On Thursday morning, Department for Business, Energy & Industrial Strategy (BEIS) published information on the GOV.UK website announcing that Government will make £20 million available for early career researchers supported by charities.
 
At Brain Tumour Research we welcome this news with the proviso that this amounts to only a small step on the journey towards the adequate funding for medical research, including site specific research into areas such as brain tumours, that is so desperately needed.

The continuing strength of the charity funded medical research sector remains under threat.

Brain tumours pre-date the pandemic and will exist in out post vaccinated world. The need for appropriate research funding to bring us closer to clinical innovations, and an improvement to patient options and outcomes, is a constant one.

Research gives hope and that hopes funds research but, as we have always been clear, charities need Governmental support too.

So, we are grateful that even a limited sum has been found to support some charity funded early career researchers and await the detail about how the funds will be made available.

However, the spotlight of our Levelling Up report remains shining a light on the £105 million levelling up and ongoing £35 million a year investment in brain tumour research needed over the term of the current Parliament and today’s announcement must be viewed in the context of that.
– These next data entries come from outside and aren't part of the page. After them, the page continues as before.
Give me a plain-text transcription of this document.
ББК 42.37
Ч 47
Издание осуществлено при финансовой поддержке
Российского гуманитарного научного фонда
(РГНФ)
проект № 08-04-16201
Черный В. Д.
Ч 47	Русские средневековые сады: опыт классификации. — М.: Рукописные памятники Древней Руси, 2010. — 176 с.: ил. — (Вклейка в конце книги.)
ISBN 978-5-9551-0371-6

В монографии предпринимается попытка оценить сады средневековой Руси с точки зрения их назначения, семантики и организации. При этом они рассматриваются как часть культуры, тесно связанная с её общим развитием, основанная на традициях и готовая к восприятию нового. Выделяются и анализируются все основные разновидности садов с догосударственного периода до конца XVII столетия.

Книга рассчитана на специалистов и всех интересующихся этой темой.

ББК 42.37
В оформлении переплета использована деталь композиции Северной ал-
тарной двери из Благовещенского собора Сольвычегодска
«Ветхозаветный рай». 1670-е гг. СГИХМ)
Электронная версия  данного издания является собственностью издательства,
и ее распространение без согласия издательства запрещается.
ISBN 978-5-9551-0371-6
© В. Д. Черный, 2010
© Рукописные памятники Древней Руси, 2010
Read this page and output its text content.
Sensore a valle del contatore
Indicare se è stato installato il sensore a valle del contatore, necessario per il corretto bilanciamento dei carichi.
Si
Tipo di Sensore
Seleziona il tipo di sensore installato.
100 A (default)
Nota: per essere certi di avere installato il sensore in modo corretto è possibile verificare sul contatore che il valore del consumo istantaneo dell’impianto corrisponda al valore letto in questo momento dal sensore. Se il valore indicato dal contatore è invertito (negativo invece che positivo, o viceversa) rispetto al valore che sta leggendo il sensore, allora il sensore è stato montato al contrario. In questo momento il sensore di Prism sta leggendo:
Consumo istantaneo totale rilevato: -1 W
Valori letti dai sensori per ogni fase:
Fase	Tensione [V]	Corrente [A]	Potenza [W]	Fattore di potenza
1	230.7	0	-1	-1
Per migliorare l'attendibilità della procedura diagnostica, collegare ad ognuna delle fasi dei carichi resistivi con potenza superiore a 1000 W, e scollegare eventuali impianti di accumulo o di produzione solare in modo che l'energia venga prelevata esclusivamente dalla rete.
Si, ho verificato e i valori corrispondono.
Let’s end on a really positive note because last week  Brain Tumour Research announced a major funding boost for childhood tumours. An investment of £144,000 is being made to increase the team at our Centre of Excellence at Queen Mary University London (QMUL) where Professor Silvia Marino and her research group are studying the epigenetics of medulloblastoma. The research will also impact on other childhood brain tumours, including ependymoma.

The funding has been possible largely thanks to a generous donation from our Member Charity, The Children’s Brain Tumour Foundation. The charity was set up by Cheryl and Paul Davis with other parents, doctors and researchers to raise awareness and fund research into childhood brain tumours, following the diagnosis of their son Miles, aged five. Miles is now 16 and studying his GCSEs at secondary school.

The money continues to come to Brain Tumour Research from campaigners and fundraisers, it comes from the British public, and we fund the discovery science that will deliver the innovations we need in our area, but we need the British Government to work with us in a joined up, thought through manner because the outcome we need can only be delivered through us working together.